The plot is developed carefully and there are real, complex characters at the hearts of this: I don’t know where the patience and commitment came from but the end product is touching… and also ambiguous. The nearest we get to some phwoar moments are when Bill (David Sumner), the frustrated husband at the heart of the story, eyes up blonde bombshell Carol Hawkins (here listed as Carolanne Hawkins) but even their interaction has a contribution to the plot: it’s not just gratuitous.
|Bill and Jean's street|
Jean’s desires are more towards her career and getting a balance between work and the demands of motherhood. She’s still planning away after Bill moves on her one night and his efforts at arousal barely distract her from thinking it’s time they got an au-pair.
|The space between them: Joan Alcorn and David Sumner|
As Bill casts furtive glances at Monique’s legs she’s chatting away to Jean in French and awakening a more cosmopolitan side of the house wife. Naturally the children are impressed and it seems they have got lucky.
|Jeana nd Bill welcome Monique|
|Bill can't hide his interest|
Back at the house Monique sends Richard off on a promise and finds Bill waiting up for her… one thing leads to another and with Jean soundly asleep, the two fall into Monique’s bed…
So far so predictable but whilst Bill has a spring in his step at last, there’s a lot more going on than he knows.
|Jean is re-awakened|
Cue a trip to the pub, a dazed, un-consummated liaison with Carol Hawkins and soul searching all round. Time for Monique to step in and make sense of everyone’s feelings over dinner, a crowded bedroom and post-coital considerations on Woolworth’s-procured abstract art…

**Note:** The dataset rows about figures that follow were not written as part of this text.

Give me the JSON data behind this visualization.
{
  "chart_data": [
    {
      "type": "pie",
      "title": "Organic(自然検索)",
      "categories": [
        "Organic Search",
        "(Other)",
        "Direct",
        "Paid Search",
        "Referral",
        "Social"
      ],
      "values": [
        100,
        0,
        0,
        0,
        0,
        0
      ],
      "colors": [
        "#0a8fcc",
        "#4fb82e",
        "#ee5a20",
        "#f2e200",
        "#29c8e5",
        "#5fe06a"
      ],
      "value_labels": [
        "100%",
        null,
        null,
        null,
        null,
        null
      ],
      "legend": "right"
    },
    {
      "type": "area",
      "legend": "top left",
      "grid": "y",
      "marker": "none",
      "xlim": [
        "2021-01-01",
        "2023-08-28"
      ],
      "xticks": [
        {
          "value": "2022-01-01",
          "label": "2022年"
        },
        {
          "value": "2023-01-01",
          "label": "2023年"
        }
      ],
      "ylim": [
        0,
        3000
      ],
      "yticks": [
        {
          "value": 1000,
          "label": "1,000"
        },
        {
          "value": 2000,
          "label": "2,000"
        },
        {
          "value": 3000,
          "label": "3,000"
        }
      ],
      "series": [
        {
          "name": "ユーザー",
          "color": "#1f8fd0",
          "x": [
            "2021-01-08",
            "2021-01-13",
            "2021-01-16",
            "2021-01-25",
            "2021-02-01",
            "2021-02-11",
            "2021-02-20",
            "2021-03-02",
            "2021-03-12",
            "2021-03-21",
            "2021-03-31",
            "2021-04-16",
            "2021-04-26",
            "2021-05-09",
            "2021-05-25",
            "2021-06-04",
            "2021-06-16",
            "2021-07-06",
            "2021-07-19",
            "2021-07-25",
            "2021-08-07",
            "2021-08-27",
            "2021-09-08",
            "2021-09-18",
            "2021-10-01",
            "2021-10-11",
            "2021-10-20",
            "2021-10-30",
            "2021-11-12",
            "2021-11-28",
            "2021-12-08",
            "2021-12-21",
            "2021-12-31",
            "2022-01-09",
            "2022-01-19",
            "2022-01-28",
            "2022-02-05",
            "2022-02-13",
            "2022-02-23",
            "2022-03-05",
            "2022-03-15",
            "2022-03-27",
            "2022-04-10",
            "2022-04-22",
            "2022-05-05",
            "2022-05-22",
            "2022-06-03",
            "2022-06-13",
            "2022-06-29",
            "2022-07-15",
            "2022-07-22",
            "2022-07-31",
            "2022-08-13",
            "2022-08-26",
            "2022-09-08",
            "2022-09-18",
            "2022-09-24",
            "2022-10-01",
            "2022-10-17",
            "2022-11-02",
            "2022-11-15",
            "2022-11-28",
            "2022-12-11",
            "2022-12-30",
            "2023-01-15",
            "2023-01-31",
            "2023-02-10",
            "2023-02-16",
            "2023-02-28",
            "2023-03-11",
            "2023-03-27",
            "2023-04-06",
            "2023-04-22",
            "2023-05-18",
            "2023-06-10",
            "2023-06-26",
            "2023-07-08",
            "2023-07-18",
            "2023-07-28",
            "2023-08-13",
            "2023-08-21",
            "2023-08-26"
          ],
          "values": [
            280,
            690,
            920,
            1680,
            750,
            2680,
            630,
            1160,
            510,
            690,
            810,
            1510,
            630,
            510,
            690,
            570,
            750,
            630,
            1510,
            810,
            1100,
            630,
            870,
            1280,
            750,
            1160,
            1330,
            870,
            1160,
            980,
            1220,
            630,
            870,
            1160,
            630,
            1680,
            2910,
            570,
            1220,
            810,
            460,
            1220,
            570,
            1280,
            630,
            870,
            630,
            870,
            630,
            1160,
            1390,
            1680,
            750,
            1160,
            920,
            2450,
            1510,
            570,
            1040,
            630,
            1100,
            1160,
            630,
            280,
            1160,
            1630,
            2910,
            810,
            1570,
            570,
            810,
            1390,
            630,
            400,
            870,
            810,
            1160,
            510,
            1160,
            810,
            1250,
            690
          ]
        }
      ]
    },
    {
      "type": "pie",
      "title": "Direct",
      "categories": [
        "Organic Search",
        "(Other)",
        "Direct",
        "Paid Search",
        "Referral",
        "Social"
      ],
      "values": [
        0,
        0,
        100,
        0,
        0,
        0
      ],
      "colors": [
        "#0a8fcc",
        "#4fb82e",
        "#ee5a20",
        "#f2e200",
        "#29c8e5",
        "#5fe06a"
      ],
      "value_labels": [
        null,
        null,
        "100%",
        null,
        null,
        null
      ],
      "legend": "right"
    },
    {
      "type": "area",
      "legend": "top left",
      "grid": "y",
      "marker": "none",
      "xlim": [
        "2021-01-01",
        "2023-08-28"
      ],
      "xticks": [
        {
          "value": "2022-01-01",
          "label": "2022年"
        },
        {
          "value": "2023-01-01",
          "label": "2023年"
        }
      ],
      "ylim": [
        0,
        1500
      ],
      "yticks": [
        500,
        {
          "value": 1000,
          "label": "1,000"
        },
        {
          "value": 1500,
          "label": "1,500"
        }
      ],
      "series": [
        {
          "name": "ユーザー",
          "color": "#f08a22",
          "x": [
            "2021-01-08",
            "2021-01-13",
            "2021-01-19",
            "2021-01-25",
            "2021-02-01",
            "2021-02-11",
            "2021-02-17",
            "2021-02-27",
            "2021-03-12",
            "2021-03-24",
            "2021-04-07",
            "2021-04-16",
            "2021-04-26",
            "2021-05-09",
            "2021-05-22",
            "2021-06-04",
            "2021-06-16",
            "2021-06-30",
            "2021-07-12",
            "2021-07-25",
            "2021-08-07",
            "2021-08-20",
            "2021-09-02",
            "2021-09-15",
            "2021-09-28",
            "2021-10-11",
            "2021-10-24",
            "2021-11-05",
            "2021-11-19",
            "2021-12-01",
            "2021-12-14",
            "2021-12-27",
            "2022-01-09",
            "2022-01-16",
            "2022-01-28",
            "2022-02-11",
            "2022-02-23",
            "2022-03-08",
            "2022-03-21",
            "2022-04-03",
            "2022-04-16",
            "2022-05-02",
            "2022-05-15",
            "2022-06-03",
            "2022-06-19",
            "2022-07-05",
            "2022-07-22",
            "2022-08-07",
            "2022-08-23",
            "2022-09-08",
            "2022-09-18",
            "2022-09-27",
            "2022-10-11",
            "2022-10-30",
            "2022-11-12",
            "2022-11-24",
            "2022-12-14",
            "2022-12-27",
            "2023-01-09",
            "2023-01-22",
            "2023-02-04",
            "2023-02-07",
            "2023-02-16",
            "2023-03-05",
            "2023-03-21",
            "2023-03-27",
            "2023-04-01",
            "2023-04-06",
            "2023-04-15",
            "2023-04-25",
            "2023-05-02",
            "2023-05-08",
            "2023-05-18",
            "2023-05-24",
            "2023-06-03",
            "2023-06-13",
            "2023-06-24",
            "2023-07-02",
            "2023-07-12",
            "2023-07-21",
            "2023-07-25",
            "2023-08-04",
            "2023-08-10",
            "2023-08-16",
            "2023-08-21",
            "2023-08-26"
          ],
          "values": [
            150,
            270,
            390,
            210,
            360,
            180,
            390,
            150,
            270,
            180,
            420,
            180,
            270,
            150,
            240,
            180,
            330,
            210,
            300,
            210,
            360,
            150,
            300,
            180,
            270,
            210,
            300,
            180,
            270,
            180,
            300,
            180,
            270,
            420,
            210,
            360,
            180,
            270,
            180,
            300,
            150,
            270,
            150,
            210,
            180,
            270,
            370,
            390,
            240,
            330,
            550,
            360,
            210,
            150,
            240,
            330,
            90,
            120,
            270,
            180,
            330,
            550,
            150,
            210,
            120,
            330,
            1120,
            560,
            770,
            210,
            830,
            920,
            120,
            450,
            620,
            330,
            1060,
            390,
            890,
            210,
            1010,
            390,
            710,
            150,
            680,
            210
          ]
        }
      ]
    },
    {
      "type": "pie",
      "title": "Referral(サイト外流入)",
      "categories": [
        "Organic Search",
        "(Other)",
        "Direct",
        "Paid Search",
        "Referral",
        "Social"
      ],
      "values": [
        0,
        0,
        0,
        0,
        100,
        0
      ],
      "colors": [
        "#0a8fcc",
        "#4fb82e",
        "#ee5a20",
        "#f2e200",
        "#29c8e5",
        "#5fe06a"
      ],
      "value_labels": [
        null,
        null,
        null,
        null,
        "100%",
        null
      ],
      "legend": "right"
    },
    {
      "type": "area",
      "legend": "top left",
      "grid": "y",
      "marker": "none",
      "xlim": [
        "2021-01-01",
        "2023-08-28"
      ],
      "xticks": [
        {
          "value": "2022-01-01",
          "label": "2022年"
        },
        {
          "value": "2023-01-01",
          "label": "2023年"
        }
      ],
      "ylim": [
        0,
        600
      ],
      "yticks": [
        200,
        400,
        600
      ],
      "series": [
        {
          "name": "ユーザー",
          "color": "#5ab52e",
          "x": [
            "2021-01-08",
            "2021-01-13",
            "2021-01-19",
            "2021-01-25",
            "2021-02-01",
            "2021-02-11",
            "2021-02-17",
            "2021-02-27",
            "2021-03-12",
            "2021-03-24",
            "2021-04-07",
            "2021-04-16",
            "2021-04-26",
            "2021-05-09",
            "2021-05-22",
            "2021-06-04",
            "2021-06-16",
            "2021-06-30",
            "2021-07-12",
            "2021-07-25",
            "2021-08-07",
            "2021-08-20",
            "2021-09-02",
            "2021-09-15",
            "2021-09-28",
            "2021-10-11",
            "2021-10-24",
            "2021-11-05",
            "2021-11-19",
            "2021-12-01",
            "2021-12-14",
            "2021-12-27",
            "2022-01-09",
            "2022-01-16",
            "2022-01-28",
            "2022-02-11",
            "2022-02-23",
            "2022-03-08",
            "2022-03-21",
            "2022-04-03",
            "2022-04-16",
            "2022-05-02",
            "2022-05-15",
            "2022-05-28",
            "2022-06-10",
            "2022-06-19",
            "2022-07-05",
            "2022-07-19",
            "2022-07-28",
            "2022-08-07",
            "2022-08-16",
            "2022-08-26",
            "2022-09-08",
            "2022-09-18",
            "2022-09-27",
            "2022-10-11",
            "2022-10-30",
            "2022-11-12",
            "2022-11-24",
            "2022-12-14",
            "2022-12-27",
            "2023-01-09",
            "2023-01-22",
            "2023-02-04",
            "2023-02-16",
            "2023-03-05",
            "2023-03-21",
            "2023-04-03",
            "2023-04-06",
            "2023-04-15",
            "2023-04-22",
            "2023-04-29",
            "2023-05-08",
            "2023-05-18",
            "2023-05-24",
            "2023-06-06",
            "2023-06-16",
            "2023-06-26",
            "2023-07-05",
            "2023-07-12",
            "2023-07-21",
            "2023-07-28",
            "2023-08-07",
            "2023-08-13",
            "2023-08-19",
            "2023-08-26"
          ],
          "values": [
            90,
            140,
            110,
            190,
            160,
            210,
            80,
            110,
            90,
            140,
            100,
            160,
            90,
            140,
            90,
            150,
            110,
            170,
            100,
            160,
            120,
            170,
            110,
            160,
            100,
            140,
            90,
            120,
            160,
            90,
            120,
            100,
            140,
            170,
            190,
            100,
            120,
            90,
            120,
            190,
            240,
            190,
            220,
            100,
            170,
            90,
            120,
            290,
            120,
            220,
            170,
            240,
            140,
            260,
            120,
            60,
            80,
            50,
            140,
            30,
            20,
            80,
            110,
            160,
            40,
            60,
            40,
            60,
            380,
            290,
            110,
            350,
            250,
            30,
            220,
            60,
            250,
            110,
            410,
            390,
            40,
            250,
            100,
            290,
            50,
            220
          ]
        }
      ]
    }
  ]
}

|Pay attention! Bill's mind is definitely not on the job...|
But there’s something about the ending that suggests Monique has done more than just jump-start Bill and Jean’s marriage… things may never be the same again and Bown leaves more questions than answers in an ostensibly complete ending.
|When was the last time you did something daft?|
The tone is however always light, and whilst not a comedy as such the film has a few smiles to lighten the tone of what could have been a far more serious and consequential story.
There’s fine music provided by Jacques Lousier and his trio (was that a subtle cross-ref?) which sounds almost completely as if it’s from their Plays Bach 3 LP originally recorded in 1959 and therefore not written especially for the film. It is great stuff, one of my favourites from my parents’ music collection and it brings back memories of listening on the radiogram in beige-walled living rooms just like Bill and Jean’s…
Monique has now been re-released on DVD by saucy Screenbound Pictures as part of their “Slap and Tickle” series: don’t believe that hype; there’s more to Monique than meets the eye.